A fellow plebe from North Carolina, James Henry Glennon, put Baker on report for calling Glennon a "son of a bitch" on October 26, 1874. The Superintendent of the Naval Academy, C.R.P. Rodgers, convened a board of inquiry under Commander William T. Sampson to investigate the incident. Glennon had not heard Baker, but other plebes testified that they had heard it and admitted that they referred to Baker as the "nigger" within his hearing. The board found that Baker had said it, but that he was "incited so to act by the bearing of the other cadets". Another board was convened to investigate a report of disobedience during a seamanship drill, when Baker stood still after receiving conflicting orders, but it found no misconduct.

In January 1875, Baker ran into academic trouble when he failed his semi-annual exams in math and French, and the Academic Board recommended dismissal. While awaiting a final ruling, Baker was involved in another altercation on February 7, 1875. While marching back to quarters after supper, Baker was struck from behind by a snowball. Baker shouted, warning those behind him to "take care at whom you throw snow balls". John Hood, a plebe from Florence, Alabama, asked Baker whom he was addressing, and when Baker replied, "You", Hood struck him in the face. Another midshipman, Lawson Melton of South Carolina (who received his appointment from Robert B. Elliott, a Republican African-American congressman) joined in the attack. Baker escaped and reported the incident. The following morning Hood and Melton, armed with clubs, waylaid Baker and beat him about the head before he could break free and make his escape; he reported this incident to the officer in charge.

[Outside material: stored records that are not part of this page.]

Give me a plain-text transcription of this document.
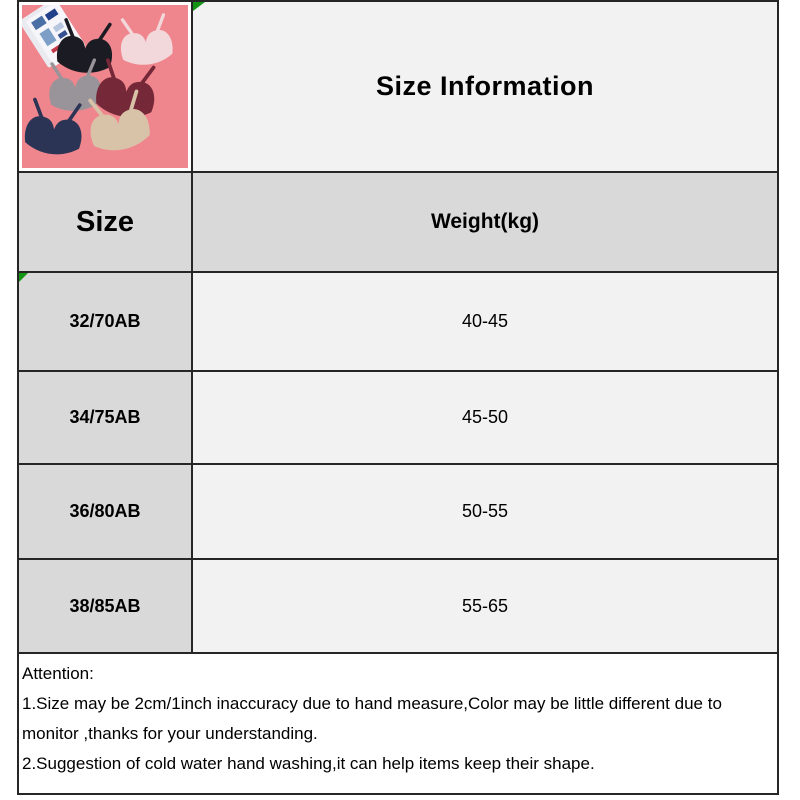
Size Information
Size	Weight(kg)
32/70AB	40-45
34/75AB	45-50
36/80AB	50-55
38/85AB	55-65
Attention:
1.Size may be 2cm/1inch inaccuracy due to hand measure,Color may be little different due to monitor ,thanks for your understanding.
2.Suggestion of cold water hand washing,it can help items keep their shape.
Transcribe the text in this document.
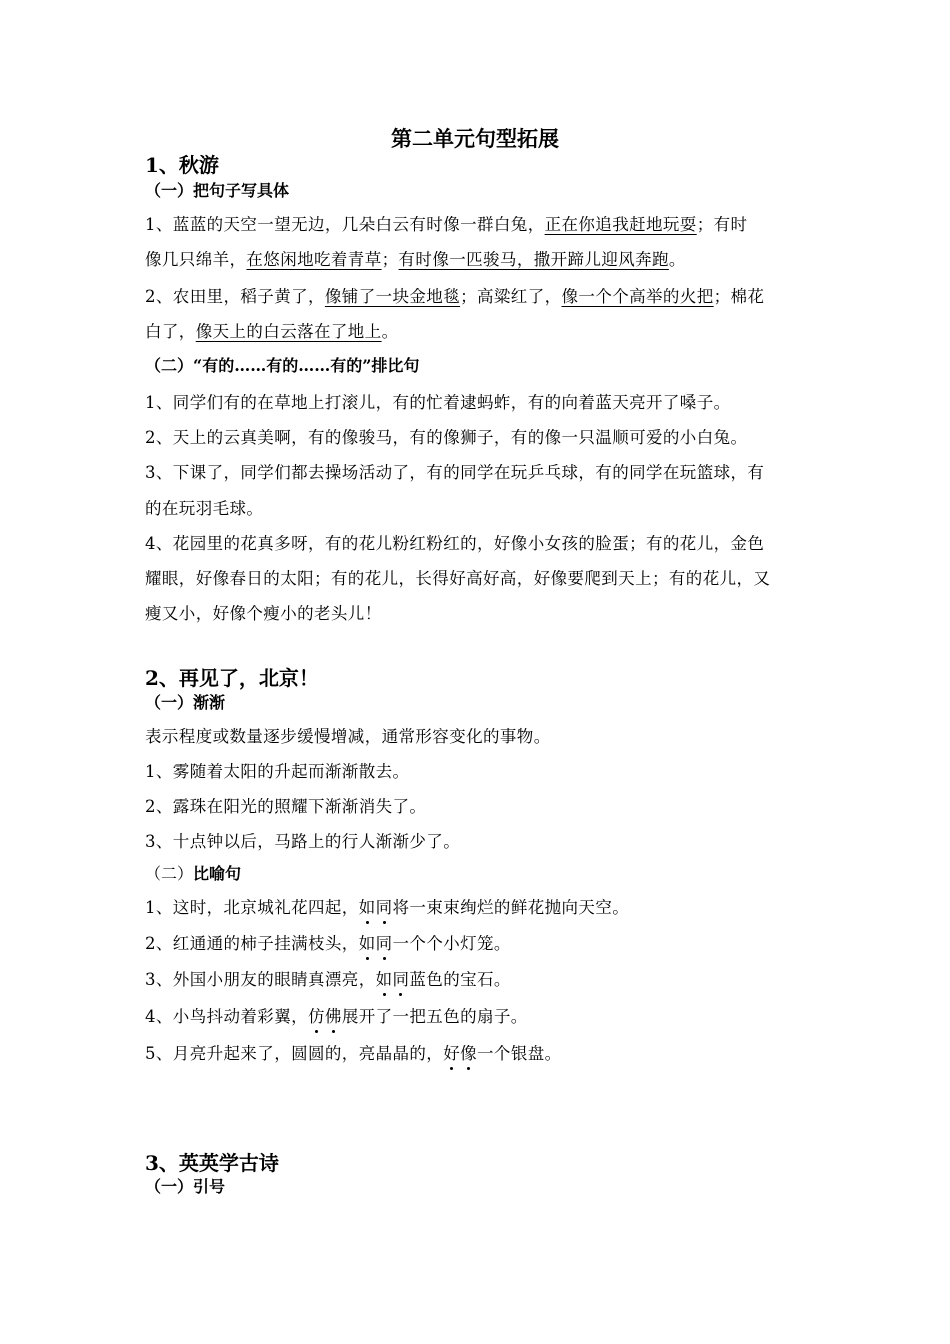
第二单元句型拓展
1、秋游
（一）把句子写具体
1、蓝蓝的天空一望无边，几朵白云有时像一群白兔，正在你追我赶地玩耍；有时
像几只绵羊，在悠闲地吃着青草；有时像一匹骏马，撒开蹄儿迎风奔跑。
2、农田里，稻子黄了，像铺了一块金地毯；高粱红了，像一个个高举的火把；棉花
白了，像天上的白云落在了地上。
（二）“有的……有的……有的”排比句
1、同学们有的在草地上打滚儿，有的忙着逮蚂蚱，有的向着蓝天亮开了嗓子。
2、天上的云真美啊，有的像骏马，有的像狮子，有的像一只温顺可爱的小白兔。
3、下课了，同学们都去操场活动了，有的同学在玩乒乓球，有的同学在玩篮球，有
的在玩羽毛球。
4、花园里的花真多呀，有的花儿粉红粉红的，好像小女孩的脸蛋；有的花儿，金色
耀眼，好像春日的太阳；有的花儿，长得好高好高，好像要爬到天上；有的花儿，又
瘦又小，好像个瘦小的老头儿！
2、再见了，北京！
（一）渐渐
表示程度或数量逐步缓慢增减，通常形容变化的事物。
1、雾随着太阳的升起而渐渐散去。
2、露珠在阳光的照耀下渐渐消失了。
3、十点钟以后，马路上的行人渐渐少了。
（二）比喻句
1、这时，北京城礼花四起，如同将一束束绚烂的鲜花抛向天空。
2、红通通的柿子挂满枝头，如同一个个小灯笼。
3、外国小朋友的眼睛真漂亮，如同蓝色的宝石。
4、小鸟抖动着彩翼，仿佛展开了一把五色的扇子。
5、月亮升起来了，圆圆的，亮晶晶的，好像一个银盘。
3、英英学古诗
（一）引号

In lieu of an investigation, Hood and Melton wrote letters of explanation in which they justified their assault on Baker, with Melton writing:

I have been taught never to receive an insult, and now when it was offered by a Negro, I could not help striking him. I also admit, that it was ungentlemanly, thus to strike a Negro, and I deeply regret having lowered myself thus. I think Sir, that I would repeat it, on the slightest provocation."Superintendent Rogers recommended that the Secretary of the Navy, George M. Robeson, dismiss Hood and Melton for their misconduct and disregard of Baker's rights, as well as their stated intention to renew the violence; Robeson agreed. (Hood was eventually reappointed by Representative Goldsmith W. Hewitt, and graduated second in the Class of 1879.) To forestall additional violence, Rogers punished the freshman with additional marching, extra drills, and restriction to quarters on Saturday evenings; these steps were effective in reducing harassment of Baker.

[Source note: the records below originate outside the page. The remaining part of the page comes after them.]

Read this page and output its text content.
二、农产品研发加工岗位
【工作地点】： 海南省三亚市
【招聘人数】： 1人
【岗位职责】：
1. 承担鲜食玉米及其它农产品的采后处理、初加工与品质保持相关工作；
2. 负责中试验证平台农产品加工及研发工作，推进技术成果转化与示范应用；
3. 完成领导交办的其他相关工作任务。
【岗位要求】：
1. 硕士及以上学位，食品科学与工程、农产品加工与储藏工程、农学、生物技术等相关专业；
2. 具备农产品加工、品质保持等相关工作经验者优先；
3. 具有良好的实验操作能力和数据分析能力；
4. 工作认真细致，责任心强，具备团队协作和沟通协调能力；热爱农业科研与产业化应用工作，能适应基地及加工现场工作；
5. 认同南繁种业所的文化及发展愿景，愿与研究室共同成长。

Baker's studies improved and he passed his annual examinations in June 1875, but the Academic Board recommended that he and twenty other classmates repeat plebe year, and Robeson approved. Around the same time, Baker was attacked after supposedly saying "oh Lord" to Charles Renwick Breck, a classmate from Mississippi, "in a very insulting tone". Breck was dismissed, but Admiral Rogers believed that Baker's defiant attitude was partially to blame. In October 1875, Baker was involved in a mess hall quarrel with Frederick P. Meares, a plebe from North Carolina. Meares objected to Baker removing an empty seat between them and, when it fell beneath the table, classmates pushed the chair into Baker's leg. Baker blamed Meares and warned him that there would be violence if he continued.

Baker was placed on report for using foul language during the altercation. A board of inquiry found that, despite his protestations to the contrary, Baker had called Meares a "God damned son of a bitch", but had been goaded into doing so. Admiral Rogers recommended that Baker be dismissed and Robeson agreed. Political pressure forced Robeson to reverse his decision; however, the harassment resumed after Baker's reinstatement. He resigned permanently. Due to disfranchisement of blacks in the South and the lack of black Congressmen, no other blacks were appointed to the Naval Academy for the following six decades.